Enhanced thermal properties of polyethylene glycol/modified rice husk ash eco-friendly form-stable phase change material via optimizing support pore structure

In this work, a novel eco-friendly form-stable phase change material (PCM) was synthetized based on latent heat storage material of polyethylene glycol (PEG) and supporting material of rice husk ash (RHA). To enhance the thermal properties of the form-stable PCM, rough RHA (rRHA) was modified by an ultrasonic hydrochloric acid treatment to unblock the pores stacked by non-crystal silica.
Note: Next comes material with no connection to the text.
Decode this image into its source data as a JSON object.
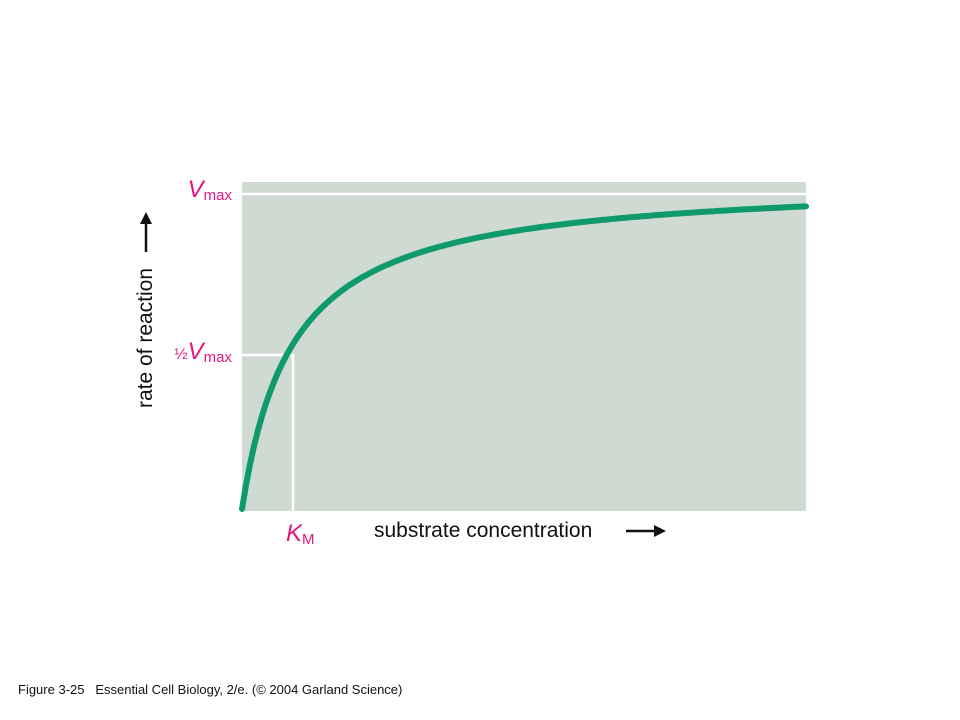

The modified RHA (mRHA) behaved an optimized pore structures, in which the BJH pore volume and the BET surface area showed 24.8% and 12.8% increases compared with rRHA. The latent heat of 119.3 J/g for PEG/mRHA form-stable PCM was 20.9% higher than that of PEG/rRHA form-stable PCM due to deep filling of PEG into the non-crystal silica stacked pores of mRHA. Moreover, Frenkel-Halsey-Hill (FHH) theory was introduced to quantitatively characterize the surface complexities of rRHA and mRHA. The result showed the increased surface complexity of mRHA, leading to greater nucleation promotion for PEG. Thus, PEG/mRHA achieved the improved crystallization behaviors. In addition, PEG/mRHA showed favorable thermal cycling reliability after 300 thermal cycles. Therefore, PEG/mRHA provides a new insight into the improved resource utilization and functionality of RHA in terms of eco-friendly formstable PCM for thermal energy storage.

Automated summary

A novel eco-friendly form-stable phase change material was developed by modifying rough rice husk ash (rRHA) with an ultrasonic hydrochloric acid treatment to improve pore structure. The modified RHA (mRHA) showed optimized pore structures, leading to better filling of PEG and higher latent heat. The application of FHH theory helped characterize the surface complexities of RHA, resulting in improved crystallization behaviors.